Chapter Forty Nine Dragna

Chapter Forty Nine

Dragna

The first time I heard a gunshot was when my grandfather shot and killed my own father for what he did to my mother.

I didn’t flinch at the thunderous sound when it echoed through the estate then and I didn’t react when it was time for me to pull the trigger myself and end a life at eighteen years old.

I’ve felt nothing any time I heard the noise or pulled the trigger myself for the past sixteen years since then.

This time however, I heard it and feel it throughout my entire body.

“Dragna..” I hear someone call out in a panicked, questioning tone.

“Dragna, please answer me.”

I don’t know why I’m so frozen. I don’t know why my body has seized up and is refusing to move.

I hear screams coming from somewhere as well as tyres screeching and then one of the most horrific cries I’ve ever heard. The kind of cry I haven’t heard since my mother found my aunts body and the bodies of my little cousins.

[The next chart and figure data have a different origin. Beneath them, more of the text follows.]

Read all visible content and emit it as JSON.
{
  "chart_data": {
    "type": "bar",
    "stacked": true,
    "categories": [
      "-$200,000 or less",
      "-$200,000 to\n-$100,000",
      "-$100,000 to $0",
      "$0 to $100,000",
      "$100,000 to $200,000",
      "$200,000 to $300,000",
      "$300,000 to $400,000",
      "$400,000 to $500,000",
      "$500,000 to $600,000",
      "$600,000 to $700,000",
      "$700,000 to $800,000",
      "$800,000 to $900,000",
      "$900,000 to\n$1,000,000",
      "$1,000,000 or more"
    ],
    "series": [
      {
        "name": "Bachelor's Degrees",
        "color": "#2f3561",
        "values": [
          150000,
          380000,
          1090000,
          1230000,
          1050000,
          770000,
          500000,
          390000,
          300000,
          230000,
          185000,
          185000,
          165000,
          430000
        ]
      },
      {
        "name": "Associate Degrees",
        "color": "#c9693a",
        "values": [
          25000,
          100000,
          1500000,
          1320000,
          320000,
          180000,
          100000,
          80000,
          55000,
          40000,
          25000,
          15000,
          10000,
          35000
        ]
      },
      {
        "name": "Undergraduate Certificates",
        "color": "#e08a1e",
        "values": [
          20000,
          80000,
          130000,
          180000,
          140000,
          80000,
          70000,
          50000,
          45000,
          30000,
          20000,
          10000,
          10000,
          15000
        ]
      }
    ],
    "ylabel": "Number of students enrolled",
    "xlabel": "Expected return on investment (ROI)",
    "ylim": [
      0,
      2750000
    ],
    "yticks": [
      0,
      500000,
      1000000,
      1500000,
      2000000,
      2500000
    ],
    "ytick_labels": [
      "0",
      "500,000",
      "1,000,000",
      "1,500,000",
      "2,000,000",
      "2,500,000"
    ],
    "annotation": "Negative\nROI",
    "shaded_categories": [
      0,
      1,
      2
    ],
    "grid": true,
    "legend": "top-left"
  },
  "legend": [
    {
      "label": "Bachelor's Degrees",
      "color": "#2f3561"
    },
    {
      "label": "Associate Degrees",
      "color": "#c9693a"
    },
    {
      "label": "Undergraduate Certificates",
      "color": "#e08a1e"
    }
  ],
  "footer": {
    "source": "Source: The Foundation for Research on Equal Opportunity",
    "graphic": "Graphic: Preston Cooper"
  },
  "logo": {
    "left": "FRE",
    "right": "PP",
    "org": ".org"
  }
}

I try to take a breath and that’s when I realise I haven’t been breathing since the gun shot. What if Willows been hurt? What if someone shot her?

“No please, please don’t do this! Don’t take me, please, please, please!” I hear someone scream into the void of the night.

My senses are coming back to me now and I realise it’s been Willow this whole time. My vision is clearer now too, but the pain in my body comes crashing into me like a brutal wave.

It’s me.

I’m the one who’s been shot.

I feel the burning sensation on my neck and I move my hand to clutch just above my collarbone. My hand is immediately covered in hot, flowing blood that’s continuing to pour out of me.

I try to call out to Willow as I attempt to get out of the car but I fumble with the door handle and collapse onto the cold hard ground outside.

“DRAGNA!!” I hear Willow scream again.

“I’m okay moya dusha, I wont let them take you.”

I can only think the words, I can’t physically speak them out loud. I still can’t get a good breath and my vision begins clouding again as my movements become slower and slower. I start to choke on the blood and its metallic taste as it fills my mouth.

I’m dying.

I’m dying in the middle of the road as the rain starts coming down harder and soaking my body as if I’m being cleansed of all my sins before I meet my maker all while someone is taking Willow from me.

My Willow, the only grounding factor in my life and I never even got to tell her.

I never got to tell her that from the moment I set eyes on her that she had me.

That I just wanted to protect her, to cherish her, to love her.

She’ll never know I am so in love with her that I pictured our wedding day, or our kids and growing old together.

I’m dying but it’s not the pain of the gunshot wound or the blood loss that’s ending my life, it’s that I’m watching someone shove her into the trunk of their car and I can’t save her that’s truly killing me.

I’m dying while my entire source of existence is being stolen from me and I can’t do a single thing to stop it.